Years ago I purchased the Ancient Civilizations and the Bible curriculum by Diana Waring. I must have started going through it at one point because once I dug through the layer of dust it had accumulated I discovered a few of my pencil underlinings and notes in the margins. The memory escapes me, though, so I’m reading it afresh in preparation for a course we’re hoping to do this year. Julian and I recently had the opportunity to visit a number of ancient Mayan ruins in the Yucatan peninsula of Mexico, so our curiosity was piqued and we came home desirous of learning more about such ancient civilizations. We found the Moody Institute Empty Cities production from 1961 at our library and watched it with the kids a few days after giving them the virtual tour of our own Mayan adventure. Here’s the full film on YouTube:
Even though Diana Waring’s curriculum deals with different civilizations, I am excited to use it as a springboard for studying a variety of areas this year. I was especially encouraged by this portion of the Introduction:
“As dearly beloved followers of Jesus Christ, we who are teachers need to understand this: the essential truth at the very foundation of education is that God is the True Teacher, the Master Teacher, the Actively-Changing-Lives Teacher. To teach as a “student teacher” under His authority and His leading will transform our hearts and attitudes, it will dramatically affect our students’ experience, and, in the final analysis, it will reflect the heart of God.
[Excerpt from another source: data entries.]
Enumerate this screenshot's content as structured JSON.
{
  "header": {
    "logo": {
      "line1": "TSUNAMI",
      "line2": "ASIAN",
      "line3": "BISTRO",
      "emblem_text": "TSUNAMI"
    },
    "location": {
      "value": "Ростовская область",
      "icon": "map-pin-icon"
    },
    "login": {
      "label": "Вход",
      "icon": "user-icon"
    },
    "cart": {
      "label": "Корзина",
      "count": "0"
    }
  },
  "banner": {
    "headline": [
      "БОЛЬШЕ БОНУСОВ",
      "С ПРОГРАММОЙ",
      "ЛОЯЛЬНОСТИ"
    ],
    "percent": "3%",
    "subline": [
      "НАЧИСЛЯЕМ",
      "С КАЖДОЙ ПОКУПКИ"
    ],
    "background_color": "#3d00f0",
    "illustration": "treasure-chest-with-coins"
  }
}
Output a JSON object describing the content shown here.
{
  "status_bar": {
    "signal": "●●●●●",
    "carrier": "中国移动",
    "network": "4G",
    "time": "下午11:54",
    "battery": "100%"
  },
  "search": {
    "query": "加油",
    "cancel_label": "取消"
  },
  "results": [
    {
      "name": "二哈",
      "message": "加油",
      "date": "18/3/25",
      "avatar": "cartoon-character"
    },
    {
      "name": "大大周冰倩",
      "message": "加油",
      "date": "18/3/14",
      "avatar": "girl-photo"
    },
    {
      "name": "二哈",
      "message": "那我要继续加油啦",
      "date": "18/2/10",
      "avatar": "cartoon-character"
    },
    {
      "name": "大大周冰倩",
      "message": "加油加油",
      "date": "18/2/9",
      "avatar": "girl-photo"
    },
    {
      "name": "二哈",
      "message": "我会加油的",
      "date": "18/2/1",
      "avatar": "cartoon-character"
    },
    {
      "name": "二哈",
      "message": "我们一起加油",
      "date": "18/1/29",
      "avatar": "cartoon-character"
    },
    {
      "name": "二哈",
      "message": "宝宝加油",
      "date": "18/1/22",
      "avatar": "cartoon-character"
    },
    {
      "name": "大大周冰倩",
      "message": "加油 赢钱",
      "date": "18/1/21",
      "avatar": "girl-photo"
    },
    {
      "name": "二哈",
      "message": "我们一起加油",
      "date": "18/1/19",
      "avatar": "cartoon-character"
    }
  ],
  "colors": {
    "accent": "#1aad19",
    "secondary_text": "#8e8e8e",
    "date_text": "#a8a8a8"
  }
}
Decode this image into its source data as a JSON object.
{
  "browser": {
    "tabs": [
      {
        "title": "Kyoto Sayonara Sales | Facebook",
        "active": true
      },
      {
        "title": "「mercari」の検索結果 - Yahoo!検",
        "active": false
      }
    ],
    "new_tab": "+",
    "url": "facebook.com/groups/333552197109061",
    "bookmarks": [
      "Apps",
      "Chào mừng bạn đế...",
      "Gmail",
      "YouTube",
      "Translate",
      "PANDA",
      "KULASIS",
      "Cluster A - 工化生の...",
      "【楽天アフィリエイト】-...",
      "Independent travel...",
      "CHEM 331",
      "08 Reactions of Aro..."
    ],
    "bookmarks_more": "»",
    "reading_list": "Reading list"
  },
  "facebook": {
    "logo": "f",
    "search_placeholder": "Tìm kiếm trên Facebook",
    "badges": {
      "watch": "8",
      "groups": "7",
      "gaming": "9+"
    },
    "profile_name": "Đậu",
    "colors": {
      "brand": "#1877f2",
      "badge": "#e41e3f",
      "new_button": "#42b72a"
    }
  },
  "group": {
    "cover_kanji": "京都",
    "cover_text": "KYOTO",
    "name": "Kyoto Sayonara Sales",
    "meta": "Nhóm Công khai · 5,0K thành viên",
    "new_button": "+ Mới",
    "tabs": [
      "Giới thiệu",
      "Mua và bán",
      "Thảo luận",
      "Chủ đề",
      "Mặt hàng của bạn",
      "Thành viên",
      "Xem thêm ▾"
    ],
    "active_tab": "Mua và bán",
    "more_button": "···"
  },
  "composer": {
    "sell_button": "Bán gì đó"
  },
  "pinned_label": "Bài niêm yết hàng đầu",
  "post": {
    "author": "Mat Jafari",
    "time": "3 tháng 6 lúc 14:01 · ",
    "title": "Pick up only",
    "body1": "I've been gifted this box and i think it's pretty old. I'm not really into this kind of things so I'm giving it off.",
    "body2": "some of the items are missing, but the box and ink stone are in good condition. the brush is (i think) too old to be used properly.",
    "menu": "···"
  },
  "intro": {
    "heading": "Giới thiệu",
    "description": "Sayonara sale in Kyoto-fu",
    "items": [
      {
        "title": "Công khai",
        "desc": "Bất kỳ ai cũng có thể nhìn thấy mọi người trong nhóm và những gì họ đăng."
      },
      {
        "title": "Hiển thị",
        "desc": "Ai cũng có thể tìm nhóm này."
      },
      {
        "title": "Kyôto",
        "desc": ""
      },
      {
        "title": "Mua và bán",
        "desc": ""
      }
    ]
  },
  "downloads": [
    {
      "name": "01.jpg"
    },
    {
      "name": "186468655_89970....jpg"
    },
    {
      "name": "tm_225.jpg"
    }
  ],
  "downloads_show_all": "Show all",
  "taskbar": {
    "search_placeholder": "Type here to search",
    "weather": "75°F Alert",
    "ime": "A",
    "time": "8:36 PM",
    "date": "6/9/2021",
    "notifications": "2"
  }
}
Instead of a mere dispenser of facts, requiring our students to regurgitate the same facts back to us, we can teach with anticipation and a sense of wonder, expecting God to show us new insights, new connections, and new understandings we never had before. We can enthusiastically and humbly share with our students what and how God has taught us, eagerly encouraging them to watch for His involvement in their own lives.”
I realize that I’ve tended to “play it safe” – studying and learning things about which I was already relatively familiar. Perhaps subconsciously I’ve felt like in order to teach my children I had to be the expert on the material in their eyes. But I appreciate this reminder and challenge to keep being a learner myself, even in front of my children. If I am excited to learn and grow as we study new areas, perhaps that excitement will prove contagious and they will learn to love learning as well!